By Rabbi Yair Hoffman
Almost every Jew knows about the Korban Pesach. It is the defining Korban of the Pesach Yom Tov. But few realize that on that same Erev Pesach, in that same Azarah, another korban was being slaughtered alongside it — a quieter offering, less dramatic, but rich with its own halachic depth and spiritual meaning. And that korban belonged to a family — a remarkable trio of Korbanos that are called the Shlamim, the peace offerings — the lesser-known cousins of the Korban Pesach. Unlike the korban olah, which ascended entirely to shamayim in flames, these offerings were shared and eaten.
The Chagigas Arba’ah Asar: The Hidden Guest at the Seder
The chagigas arba’ah asar, is also an offering of the fourteenth of Nisan. Brought on Erev Pesach itself, in the very hours when the Korban Pesach was being slaughtered, this offering has been almost entirely forgotten in the popular imagination. Yet it sat at the Seder table. It was eaten that very night — on the night of the fifteenth, the night we retell the Exodus, the night of the Haggadah.
Here is the detail that should stop every reader cold: the chagigas arba’ah asar had to be eaten before the Korban Pesach at the Seder. Not after it but before. The reason given is that one should eat the Korban Pesach while still somewhat satisfied, not ravenous, so that the eating itself would be conducted with composure and honor rather than desperate hunger. In other words, the Torah was concerned that the Seder night’s central act — eating the Korban Pesach — be done b’kavod, with dignity. And so it arranged for a prior course.
Like its cousins, the chagigas arba’ah asar was kodshim kalim, it could be brought from sheep or cattle of either gender, required semichah and the standard blood service, and was slaughtered anywhere in the Azarah. Its blood, like that of all the shelamim family, was applied at the northeastern and southwestern corners of the altar — one application at each corner, each one counting as two, covering both walls of the corner simultaneously.
The Shelamim
To understand the shlamim, let’s first understand the standard korban shelamim, the peace offering. Brought voluntarily, out of gratitude or simple goodwill toward HaKadosh Boruch Hu, the shelamim was unlike other offerings. The eimurim — the designated internal fats, the chelev, the kidneys, the diaphragm — went up in smoke on the altar. The chazeh (breast) and shok (right hind thigh) went to the kohanim and their households. And the remainder? It went back to the owner. To his family, his guests, anyone who was tahor and hungry and present in Yerushalayim.

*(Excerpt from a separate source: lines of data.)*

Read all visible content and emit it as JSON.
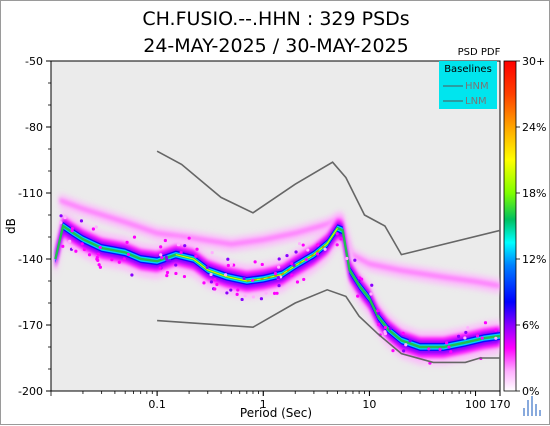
{
  "chart_data": {
    "type": "heatmap",
    "title": "CH.FUSIO.--.HHN : 329 PSDs",
    "subtitle": "24-MAY-2025 / 30-MAY-2025",
    "xlabel": "Period (Sec)",
    "ylabel": "dB",
    "xscale": "log",
    "xlim": [
      0.01,
      170
    ],
    "ylim": [
      -200,
      -50
    ],
    "x_ticks": [
      {
        "value": 0.1,
        "label": "0.1"
      },
      {
        "value": 1,
        "label": "1"
      },
      {
        "value": 10,
        "label": "10"
      },
      {
        "value": 100,
        "label": "100"
      },
      {
        "value": 170,
        "label": "170"
      }
    ],
    "y_ticks": [
      {
        "value": -50,
        "label": "-50"
      },
      {
        "value": -80,
        "label": "-80"
      },
      {
        "value": -110,
        "label": "-110"
      },
      {
        "value": -140,
        "label": "-140"
      },
      {
        "value": -170,
        "label": "-170"
      },
      {
        "value": -200,
        "label": "-200"
      }
    ],
    "colorbar": {
      "title": "PSD PDF",
      "ticks": [
        "30+",
        "24%",
        "18%",
        "12%",
        "6%",
        "0%"
      ],
      "colors": [
        "#ff0000",
        "#ff7f00",
        "#ffd700",
        "#ffff00",
        "#7fff00",
        "#00c060",
        "#00ffff",
        "#0080ff",
        "#0000ff",
        "#8a00ff",
        "#ff00ff",
        "#ffd0ff"
      ]
    },
    "legend": {
      "title": "Baselines",
      "placement": "top-right",
      "background": "#00e5ee",
      "entries": [
        "HNM",
        "LNM"
      ]
    },
    "baselines": {
      "HNM": [
        [
          0.1,
          -91
        ],
        [
          0.17,
          -97
        ],
        [
          0.4,
          -112
        ],
        [
          0.8,
          -119
        ],
        [
          2.0,
          -106
        ],
        [
          4.5,
          -96
        ],
        [
          6.0,
          -103
        ],
        [
          9.0,
          -120
        ],
        [
          14,
          -125
        ],
        [
          20,
          -138
        ],
        [
          170,
          -127
        ]
      ],
      "LNM": [
        [
          0.1,
          -168
        ],
        [
          0.8,
          -171
        ],
        [
          2.0,
          -160
        ],
        [
          4.0,
          -154
        ],
        [
          6.0,
          -157
        ],
        [
          8.0,
          -166
        ],
        [
          12,
          -174
        ],
        [
          20,
          -183
        ],
        [
          40,
          -187
        ],
        [
          80,
          -187
        ],
        [
          110,
          -185
        ],
        [
          170,
          -185
        ]
      ]
    },
    "pdf_mode_curve": [
      [
        0.011,
        -140
      ],
      [
        0.013,
        -125
      ],
      [
        0.016,
        -128
      ],
      [
        0.02,
        -131
      ],
      [
        0.03,
        -135
      ],
      [
        0.05,
        -137
      ],
      [
        0.07,
        -140
      ],
      [
        0.1,
        -141
      ],
      [
        0.15,
        -138
      ],
      [
        0.22,
        -140
      ],
      [
        0.3,
        -145
      ],
      [
        0.45,
        -148
      ],
      [
        0.7,
        -150
      ],
      [
        1.0,
        -149
      ],
      [
        1.5,
        -147
      ],
      [
        2.0,
        -143
      ],
      [
        3.0,
        -138
      ],
      [
        4.0,
        -133
      ],
      [
        5.0,
        -126
      ],
      [
        5.6,
        -127
      ],
      [
        6.5,
        -145
      ],
      [
        8.0,
        -152
      ],
      [
        10,
        -158
      ],
      [
        12,
        -166
      ],
      [
        15,
        -172
      ],
      [
        20,
        -177
      ],
      [
        30,
        -180
      ],
      [
        50,
        -180
      ],
      [
        80,
        -178
      ],
      [
        120,
        -176
      ],
      [
        170,
        -175
      ]
    ],
    "upper_scatter_curve": [
      [
        0.012,
        -113
      ],
      [
        0.02,
        -117
      ],
      [
        0.05,
        -123
      ],
      [
        0.1,
        -128
      ],
      [
        0.2,
        -130
      ],
      [
        0.5,
        -133
      ],
      [
        1.0,
        -131
      ],
      [
        2.0,
        -128
      ],
      [
        4.0,
        -124
      ],
      [
        5.5,
        -121
      ],
      [
        7.0,
        -138
      ],
      [
        10,
        -142
      ],
      [
        20,
        -145
      ],
      [
        50,
        -148
      ],
      [
        100,
        -150
      ],
      [
        170,
        -152
      ]
    ]
  }
}
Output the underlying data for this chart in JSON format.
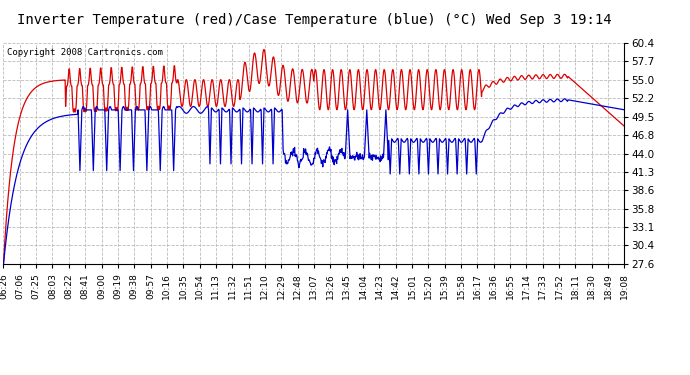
{
  "title": "Inverter Temperature (red)/Case Temperature (blue) (°C) Wed Sep 3 19:14",
  "copyright": "Copyright 2008 Cartronics.com",
  "yticks": [
    27.6,
    30.4,
    33.1,
    35.8,
    38.6,
    41.3,
    44.0,
    46.8,
    49.5,
    52.2,
    55.0,
    57.7,
    60.4
  ],
  "ylim": [
    27.6,
    60.4
  ],
  "xtick_labels": [
    "06:26",
    "07:06",
    "07:25",
    "08:03",
    "08:22",
    "08:41",
    "09:00",
    "09:19",
    "09:38",
    "09:57",
    "10:16",
    "10:35",
    "10:54",
    "11:13",
    "11:32",
    "11:51",
    "12:10",
    "12:29",
    "12:48",
    "13:07",
    "13:26",
    "13:45",
    "14:04",
    "14:23",
    "14:42",
    "15:01",
    "15:20",
    "15:39",
    "15:58",
    "16:17",
    "16:36",
    "16:55",
    "17:14",
    "17:33",
    "17:52",
    "18:11",
    "18:30",
    "18:49",
    "19:08"
  ],
  "bg_color": "#ffffff",
  "grid_color": "#bbbbbb",
  "red_color": "#dd0000",
  "blue_color": "#0000cc",
  "title_fontsize": 10,
  "copyright_fontsize": 6.5
}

Perhaps the most striking moment in the entire avodah of the shelamim was the tenufah — the waving ceremony. After the shechita, the kohen took the chazeh and shok and placed them on the hands of the owner himself. Then the kohen slid his own hands beneath the owner’s hands — both of them now holding the meat together — and together they waved it: forward and back, up and down, to all four compass points of the world.
The meat had to be eaten within Yerushalayim, and the window was generous — the day of the offering, the night, and all of the following day until sunset. Two days and one night of sacred feasting in the Holy City.
The Shalmei Chagigah: When Obligation Meets Joy
Three times a year, every Jewish male was commanded to make the aliyah l’regel, the pilgrimage to the Beis HaMikdash on Pesach, Shavuos, and Sukkos. And to make that appearance halachically complete, to transform it from a mere visit into a genuine re’iyah — a standing before Hashem— one was obligated to bring a shalmei chagigah. Without it, you had traveled to Yerushalayim, but you hadn’t truly appeared.
In its mechanics, the shalmei chagigah closely resembles other shlamim. The same tenufah waving. The same eimurim burned on the altar. The same two days and one night for eating the meat. The same kodoshim kalim — minor sanctity — governing where it could be shechted and consumed. But one halachic distinction sets the shalmei chagigah apart in a way that reveals its essential nature: it overrides Yom Tov. The standard shelamim — a voluntary offering — has no power to push aside the restrictions of the festival day. But the shalmei chagigah, tethered as it is to the Yom Tov itself, carries enough halachic weight to be brought even when the festival would otherwise complicate the service. Shabbos it cannot override. Tumah it cannot override. But Yom Tov? Yom Tov it can, because the chagigah is, in the deepest sense, what Yom Tov is for.
The ideal time to bring it was the first day of the festival. But the Torah was merciful: if a pilgrim missed the first day — illness, distance, circumstance — he had the entire remaining days of the Yom Tov to fulfill his obligation. The door stayed open until the festival was entirely over.
Taken together, these three korbanos form a coherent and beautiful family — the shelamim, the shalmei chagigah, and the chagigas arba’ah asar. They are offerings that brought the kohen and the Yisroel together. They filled Yerushalayim with the smell of sacred meat and the sound of families eating together. They ensured that no one stood before Hashem empty-handed, and that no one ate the Korban Pesach on an empty stomach.
They are the cousins the Korban Pesach never mentions — but without whom, the Seder table was never quite complete.